Я попробовала представить себя на ее месте и поняла, что в мире нет ничего, способного заставить меня отказаться от нее. Даже если бы вдруг мама запретила мне с ней дружить, я все равно бы ее не послушала. Почему же в таком случае Ксюша послушала Оболенцева? То, что дело в нем, я не сомневалась. Что он мог наговорить обо мне, чему бы она безоговорочно поверила? Для подобного требовались неопровержимые доказательства, полученные от меня же самой.
Телефон. И как я забыла о нем? Телефон, который исчез, пока я спала, а потом совершенно непонятным образом обнаружился на кухне в другом доме. Но что могла Ксюша найти в нем такого, чего до этого не видела? У нас не было друг от друга тайн, да и представить, что она ни с того ни с сего станет рыться в моем телефоне, было невероятно сложно. Только если вдруг она решила проверить нечто, о чем ей доложили.
И то, насколько я знала Ксюшу, а до этого времени я считала, что знаю ее лучше себя, пожелай она что-либо выяснить, спросила бы напрямую. А может, кто-то воспользовался моим телефоном, чтобы с него что-то отправить? К примеру, какую-нибудь Ксюшину фотографию, не предназначенную для чужих глаз. Такие у нас имелись, но в большинстве нечто просто угарное: мы корчим рожи, или спим в дурацкой позе, или едим… Если покопаться, то и обнаженку можно отыскать, но на это потребовалось бы часа два или три. Да и случись такое, Ксюша мне просто выкатила бы претензию и пригрозила в отместку отправить мою фотку. Для нас обнародование наших голых поп не стало бы вселенской катастрофой.

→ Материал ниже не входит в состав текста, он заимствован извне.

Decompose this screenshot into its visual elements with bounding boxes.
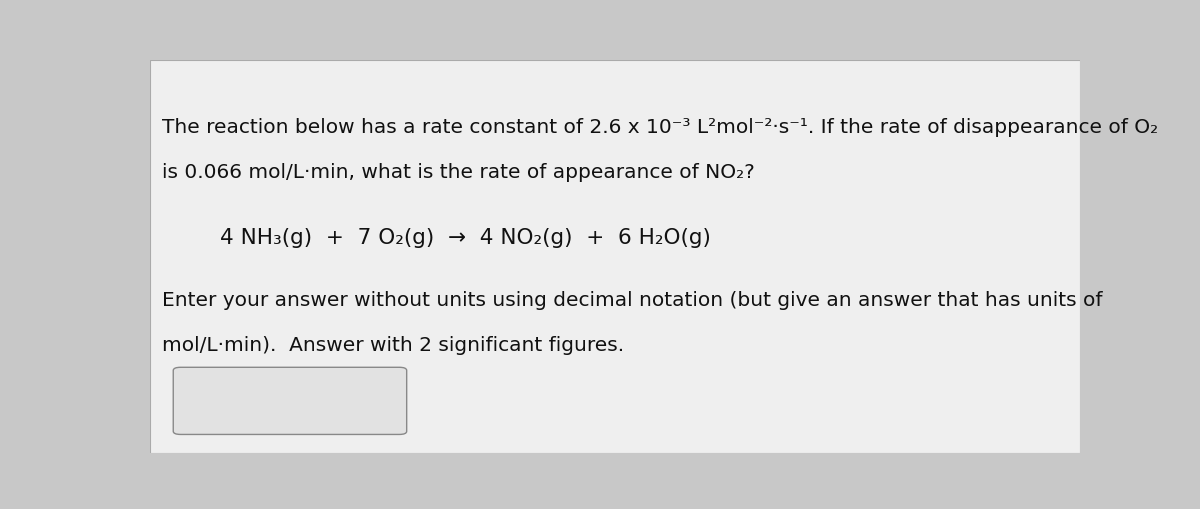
Text: Enter your answer without units using decimal notation (but give an answer that : Enter your answer without units using de…: [162, 290, 1103, 309]
Text: mol/L·min).  Answer with 2 significant figures.: mol/L·min). Answer with 2 significant fi…: [162, 335, 624, 354]
FancyBboxPatch shape: [173, 367, 407, 435]
Text: is 0.066 mol/L·min, what is the rate of appearance of NO₂?: is 0.066 mol/L·min, what is the rate of …: [162, 163, 755, 182]
Text: The reaction below has a rate constant of 2.6 x 10⁻³ L²mol⁻²·s⁻¹. If the rate of: The reaction below has a rate constant o…: [162, 118, 1158, 137]
FancyBboxPatch shape: [150, 61, 1080, 453]
Text: 4 NH₃(g)  +  7 O₂(g)  →  4 NO₂(g)  +  6 H₂O(g): 4 NH₃(g) + 7 O₂(g) → 4 NO₂(g) + 6 H₂O(g): [220, 228, 710, 247]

Тогда что? Я чувствовала, что приближаюсь к чему-то важному. Еще не совсем горячо, но уже гораздо теплее. Почему Ксюша ушла, не разбудив меня? Сказала, что пожалела, но она никогда не отличалась бережным отношением к моему сну, особенно когда предстояло нечто увлекательное. Выходит, пока я спала, произошло что-то, из-за чего все потом и закрутилось.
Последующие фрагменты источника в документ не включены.